Muteto’s first job in Johannesburg was as a saleswomen in an Indian shop. She worked for a pittance; she barely made enough money to send to her 12-year-old daughter in Zimbabwe. And she also had to support a sick mother.
“I knew I was making too much profit for them [her employers] because I know how to sell,” says Muteto.
After a year at the shop, Muteto garnered the courage to set up on her own. Although she has often had to keep criminals from stealing her stock, and deal with harsh weather conditions and low profits, Mutato wouldn’t have it any other way.
“Doing business is in my blood. I am satisfied making my own money, even if it’s small,” she smiles.
Muteto remains hopeful that one day her business will flourish and create jobs for others.
“Women must be very strong. They must sacrifice for their business. They must not lose hope too early because everything has got its own time.
From Maputo, Mozambique
“God gave me this skill to do hair so I love it.”
Five mannequin heads are lined up on a raised wall by a pedestrian walkway on Jeppe Street in the Johannesburg CBD. They are adorned with wigs and weaves of all textures. They all belong to Langa, a self-taught hair dresser from Mozambique.
The 33-year-old speaks fluent Shangaan, a Bantu language similar to Zulu, allowing her to blend in with the locals.
Langa knows the streets of Johannesburg like the back of her hand. But unlike the others, she does not have a permanent stand.
Every 30 days, she makes the five-hour trip to the border to renew her stay in South Africa, a technique many immigrants adopt in order to make a decent living without cumbersome paperwork. It’s a price she is willing to pay.

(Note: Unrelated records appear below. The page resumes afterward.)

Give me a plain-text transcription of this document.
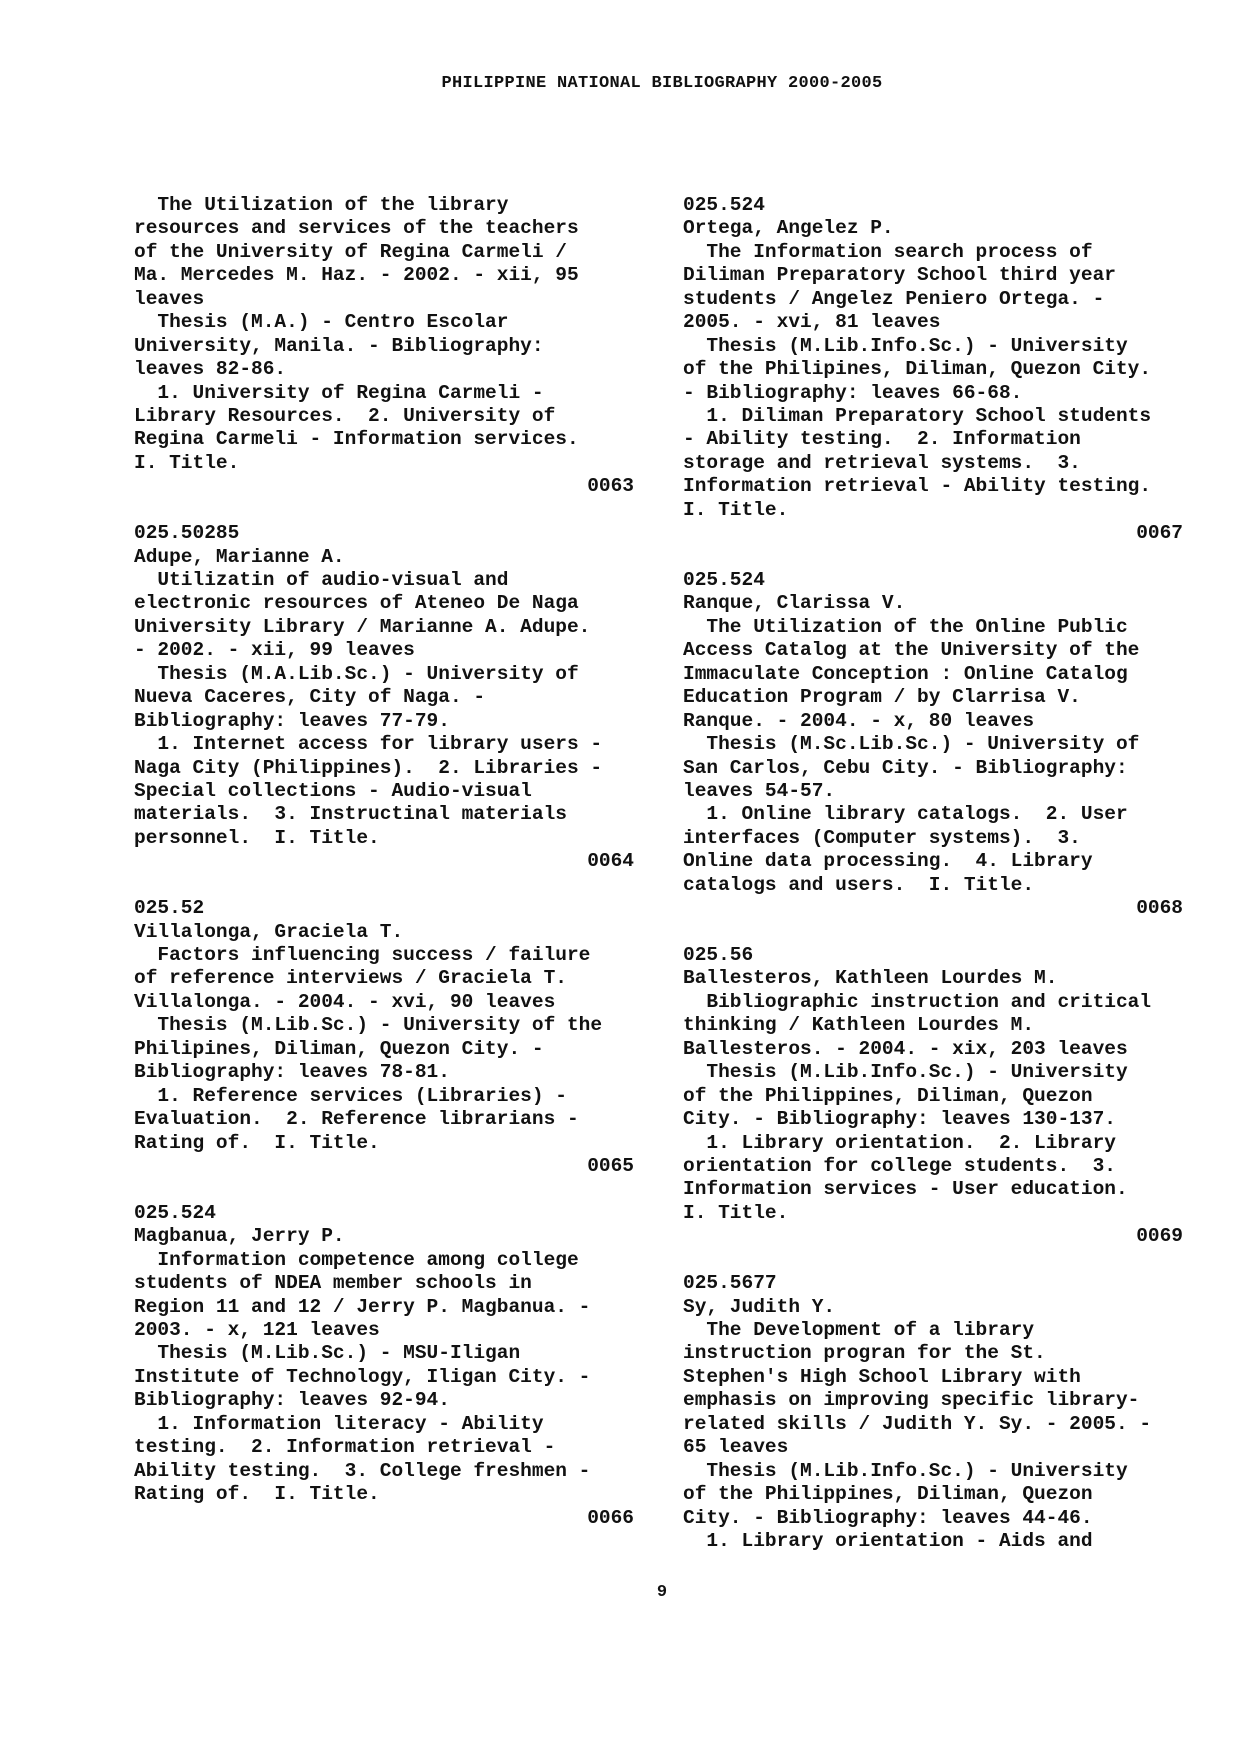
PHILIPPINE NATIONAL BIBLIOGRAPHY 2000-2005
The Utilization of the library
resources and services of the teachers
of the University of Regina Carmeli /
Ma. Mercedes M. Haz. - 2002. - xii, 95
leaves
Thesis (M.A.) - Centro Escolar
University, Manila. - Bibliography:
leaves 82-86.
1. University of Regina Carmeli -
Library Resources.  2. University of
Regina Carmeli - Information services.
I. Title.
0063
025.50285
Adupe, Marianne A.
Utilizatin of audio-visual and
electronic resources of Ateneo De Naga
University Library / Marianne A. Adupe.
- 2002. - xii, 99 leaves
Thesis (M.A.Lib.Sc.) - University of
Nueva Caceres, City of Naga. -
Bibliography: leaves 77-79.
1. Internet access for library users -
Naga City (Philippines).  2. Libraries -
Special collections - Audio-visual
materials.  3. Instructinal materials
personnel.  I. Title.
0064
025.52
Villalonga, Graciela T.
Factors influencing success / failure
of reference interviews / Graciela T.
Villalonga. - 2004. - xvi, 90 leaves
Thesis (M.Lib.Sc.) - University of the
Philipines, Diliman, Quezon City. -
Bibliography: leaves 78-81.
1. Reference services (Libraries) -
Evaluation.  2. Reference librarians -
Rating of.  I. Title.
0065
025.524
Magbanua, Jerry P.
Information competence among college
students of NDEA member schools in
Region 11 and 12 / Jerry P. Magbanua. -
2003. - x, 121 leaves
Thesis (M.Lib.Sc.) - MSU-Iligan
Institute of Technology, Iligan City. -
Bibliography: leaves 92-94.
1. Information literacy - Ability
testing.  2. Information retrieval -
Ability testing.  3. College freshmen -
Rating of.  I. Title.
0066
025.524
Ortega, Angelez P.
The Information search process of
Diliman Preparatory School third year
students / Angelez Peniero Ortega. -
2005. - xvi, 81 leaves
Thesis (M.Lib.Info.Sc.) - University
of the Philipines, Diliman, Quezon City.
- Bibliography: leaves 66-68.
1. Diliman Preparatory School students
- Ability testing.  2. Information
storage and retrieval systems.  3.
Information retrieval - Ability testing.
I. Title.
0067
025.524
Ranque, Clarissa V.
The Utilization of the Online Public
Access Catalog at the University of the
Immaculate Conception : Online Catalog
Education Program / by Clarrisa V.
Ranque. - 2004. - x, 80 leaves
Thesis (M.Sc.Lib.Sc.) - University of
San Carlos, Cebu City. - Bibliography:
leaves 54-57.
1. Online library catalogs.  2. User
interfaces (Computer systems).  3.
Online data processing.  4. Library
catalogs and users.  I. Title.
0068
025.56
Ballesteros, Kathleen Lourdes M.
Bibliographic instruction and critical
thinking / Kathleen Lourdes M.
Ballesteros. - 2004. - xix, 203 leaves
Thesis (M.Lib.Info.Sc.) - University
of the Philippines, Diliman, Quezon
City. - Bibliography: leaves 130-137.
1. Library orientation.  2. Library
orientation for college students.  3.
Information services - User education.
I. Title.
0069
025.5677
Sy, Judith Y.
The Development of a library
instruction progran for the St.
Stephen's High School Library with
emphasis on improving specific library-
related skills / Judith Y. Sy. - 2005. -
65 leaves
Thesis (M.Lib.Info.Sc.) - University
of the Philippines, Diliman, Quezon
City. - Bibliography: leaves 44-46.
1. Library orientation - Aids and
9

“God gave me this skill to do hair so I love it,” says the soft-spoken Langa, focusing on a mannequin head, but wary of her surrounds, and the omnipresent policemen.

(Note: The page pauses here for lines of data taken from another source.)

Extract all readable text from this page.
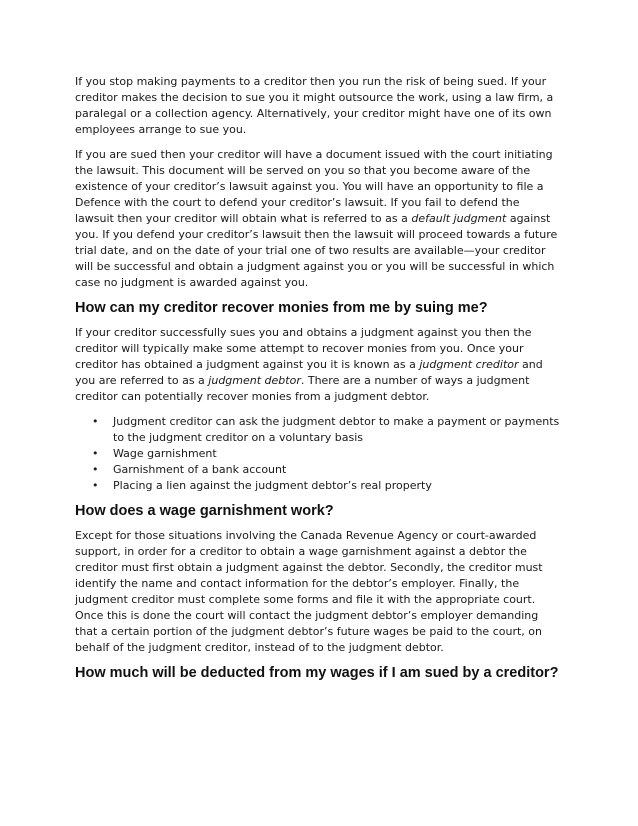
If you stop making payments to a creditor then you run the risk of being sued. If your creditor makes the decision to sue you it might outsource the work, using a law firm, a paralegal or a collection agency. Alternatively, your creditor might have one of its own employees arrange to sue you.

If you are sued then your creditor will have a document issued with the court initiating the lawsuit. This document will be served on you so that you become aware of the existence of your creditor’s lawsuit against you. You will have an opportunity to file a Defence with the court to defend your creditor’s lawsuit. If you fail to defend the lawsuit then your creditor will obtain what is referred to as a default judgment against you. If you defend your creditor’s lawsuit then the lawsuit will proceed towards a future trial date, and on the date of your trial one of two results are available—your creditor will be successful and obtain a judgment against you or you will be successful in which case no judgment is awarded against you.

How can my creditor recover monies from me by suing me?

If your creditor successfully sues you and obtains a judgment against you then the creditor will typically make some attempt to recover monies from you. Once your creditor has obtained a judgment against you it is known as a judgment creditor and you are referred to as a judgment debtor. There are a number of ways a judgment creditor can potentially recover monies from a judgment debtor.

• Judgment creditor can ask the judgment debtor to make a payment or payments to the judgment creditor on a voluntary basis
• Wage garnishment
• Garnishment of a bank account
• Placing a lien against the judgment debtor’s real property
How does a wage garnishment work?

Except for those situations involving the Canada Revenue Agency or court-awarded support, in order for a creditor to obtain a wage garnishment against a debtor the creditor must first obtain a judgment against the debtor. Secondly, the creditor must identify the name and contact information for the debtor’s employer. Finally, the judgment creditor must complete some forms and file it with the appropriate court. Once this is done the court will contact the judgment debtor’s employer demanding that a certain portion of the judgment debtor’s future wages be paid to the court, on behalf of the judgment creditor, instead of to the judgment debtor.

How much will be deducted from my wages if I am sued by a creditor?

“They took two wigs of mine last week. We followed them and asked them to bring them back but they didn’t,” she says sadly. The wigs cost about R300 ($24) each.

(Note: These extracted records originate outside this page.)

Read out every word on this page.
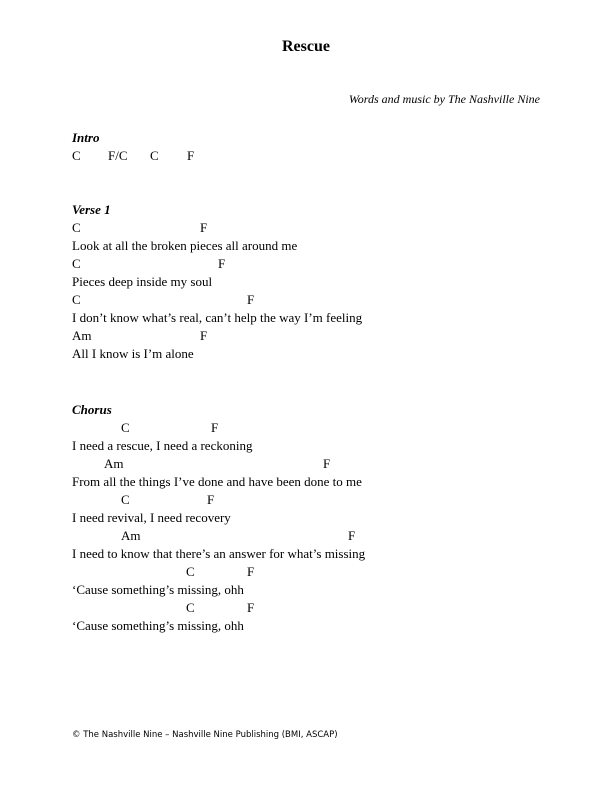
Rescue
Words and music by The Nashville Nine
Intro
C F/C C F
Verse 1
C	F
Look at all the broken pieces all around me
C	F
Pieces deep inside my soul
C	F
I don’t know what’s real, can’t help the way I’m feeling
Am	F
All I know is I’m alone
Chorus
C	F
I need a rescue, I need a reckoning
Am	F
From all the things I’ve done and have been done to me
C	F
I need revival, I need recovery
Am	F
I need to know that there’s an answer for what’s missing
C	F
‘Cause something’s missing, ohh
C	F
‘Cause something’s missing, ohh
© The Nashville Nine – Nashville Nine Publishing (BMI, ASCAP)
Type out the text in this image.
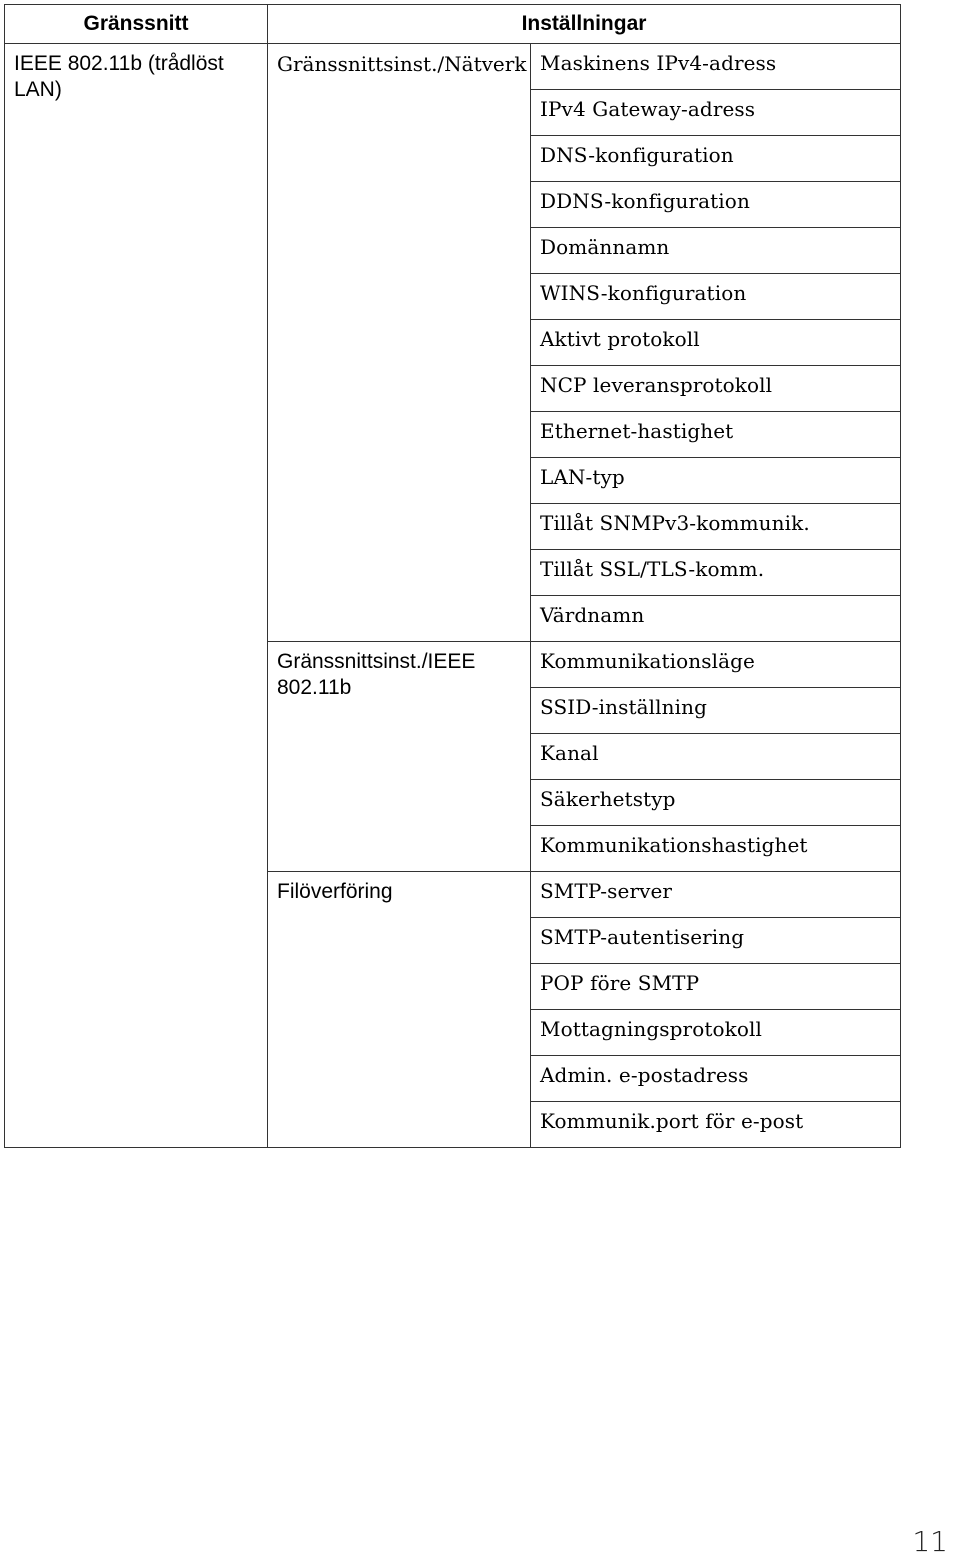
Gränssnitt	Inställningar	
IEEE 802.11b (trådlöst LAN)	Gränssnittsinst./Nätverk	Maskinens IPv4-adress
		IPv4 Gateway-adress
		DNS-konfiguration
		DDNS-konfiguration
		Domännamn
		WINS-konfiguration
		Aktivt protokoll
		NCP leveransprotokoll
		Ethernet-hastighet
		LAN-typ
		Tillåt SNMPv3-kommunik.
		Tillåt SSL/TLS-komm.
		Värdnamn
	Gränssnittsinst./IEEE 802.11b	Kommunikationsläge
		SSID-inställning
		Kanal
		Säkerhetstyp
		Kommunikationshastighet
	Filöverföring	SMTP-server
		SMTP-autentisering
		POP före SMTP
		Mottagningsprotokoll
		Admin. e-postadress
		Kommunik.port för e-post
11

It’s either fight or flight for these hair traders in the CBD.
Langa has to make ends meet somehow; she had run away from an alcoholic husband and has four children to look after. So she has to be street-smart. During the interview, she ably intercepts passersby, goading them to buy her wares.
Langa hopes to make enough money to one day open her own salon in Maputo, miles away from any intrusive metro policeman.
From Limpopo, South Africa
“We sell [on the streets] because there aren’t any jobs.”
Born and raised in a small village in Thohoyandou, Limpopo, Khashane left her home at the age of 21 to seek work in big city Johannesburg.
In 2001, she got her first job in the informal sector as a domestic worker. Nine years later, Khashane decided to become a street vendor.
“You can end up the whole day without selling nothing,” she says when we meet her.
“Like today…yet I will come back in the morning and open my shop again,” she smiles, concealing her disappointment.
Khashane had no idea what she was getting into and sought guidance from her husband who had some experience selling on the streets. They sold socks for a living.
Back then, they didn’t have a stall; they would place their goods on a potato sack and lay them on the concrete street floor. The couple would lose out on thousands each time the police patrolled the area and forcibly removed their goods.
Khashane recalls the pain of having to wake up early, carrying a heavy bag of goods, every day. Their business has grown. Today, they own two stalls between them. She sells accessories, makeup, clothes, underwear, cigarettes and watches.
“When you are selling here in the street they think maybe you are not normal, but all of us went to school. We sell here because there aren’t any jobs,” she says.
The thoughts of feeding her five children keep her going. Four of them are in Limpopo with her mother while the youngest lives with her. Every day, she drops off her two-year-old son at a crèche.
Next to her stall, two Nigerian men sell fruits and clothes. They keep a close watch for thieves. A block away from us, metro policemen are patroling the street. For Khashane, it’s a sight she knows all too well. It’s time to quickly wrap up, run and return tomorrow.